Musialek has won 95 singles matches over the course of his career and ranks 14th on the school’s all-time career singles wins list. He is looking to become one of just 14 players in the program’s history to win 100 career matches.
“Alex has really developed into a fantastic player,” Emery said. “He has played No. 2 singles the past three seasons and the first year he played there, he was our clear No. 2. Last year, he played so well that he really was more of our No. 1B. On the court, he is a very aggressive baseline player and is someone who can really hurt you from the back.”
Quigley, Musialek’s co-captain, earlier this year became the school’s all-time winningest singles player, breaking a record that was more than 27 years old. For his career, Quigley has won 149 matches and looks to become the first in school history to eclipse the 150-win plateau.
And while the two have achieved a great deal of individual success, they are both more focused on achieving lofty team goals.
“The team goals we set up are to win every match, but especially at the SEC Tournament and the NCAA Tournament at the end of the year,” Musialek said. “’We would like to win, but to win every match at this level in college would be unbelievable. Our goals for our team are to win the conference and the national championship.”

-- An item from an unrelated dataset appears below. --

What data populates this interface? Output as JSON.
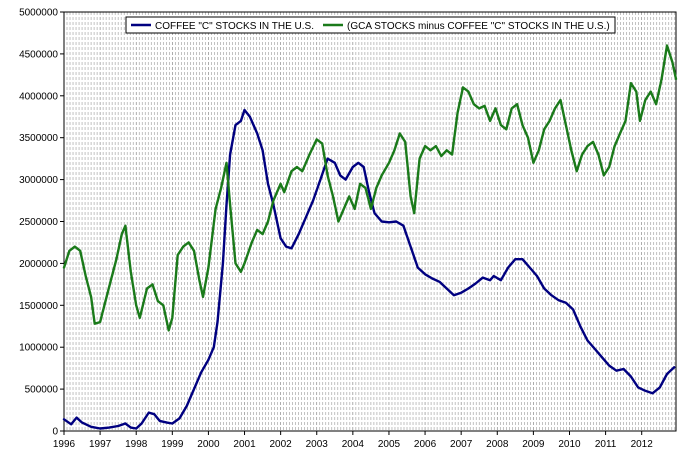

To this point, the Wildcats have won every match that they have played.
Kentucky is currently ranked No. 6 in the nation and, heading into a difficult showdown at No. 30 Notre Dame on Sunday, the Wildcats have won every match that they have played. They are 8-0 on the season, including six wins against ranked opponents. The most notable victories have come against No. 12 Pepperdine and No. 22 Tulsa.
Kentucky is off to its best start in Emery’s 30 years as head coach.
“I think we set the goals at the beginning of the year because we all decided that we wanted to do better than we did last year, so we put in the hard work this year,” Musialek said. “Every time we practice, everyone is pushing each other, so we had a great fall because of that. This year was one of the best falls that UK tennis has had in its history. We knew that if we had a good fall, maybe in the spring we would have a good chance to go far in the season. So far we are 8-0 and that’s a great start.”
Musialek says his team’s incredible chemistry has been a major factor in its success this season. He cited a team trip to Honolulu, Hawaii, for the Rainbow Warrior Challenge in January as an important factor in team-building.
“The atmosphere on the team is just unbelievable,” Musialek said. “The coaches keep reminding us that we are a family, but I think we really are. We spend so much time together and we all live in the same apartment complex. Everything we do, we do together. I have friends outside the team, but the guys I am closest to are on my team. Spending time together is a big thing for us. I think the fact that we went to Hawaii and got out of Lexington together in a different atmosphere was big.”
For Musialek and the Wildcats, achieving their goals will mean nothing more than continuing what they have been doing all year.
“We have to keep pushing in the same direction for the same goals the rest of the season,” Musialek said. “Everyone on the team is committed to what we’re wanting to do. Our goal is to win the national championship and we just have to be really focused and work hard towards that goal.”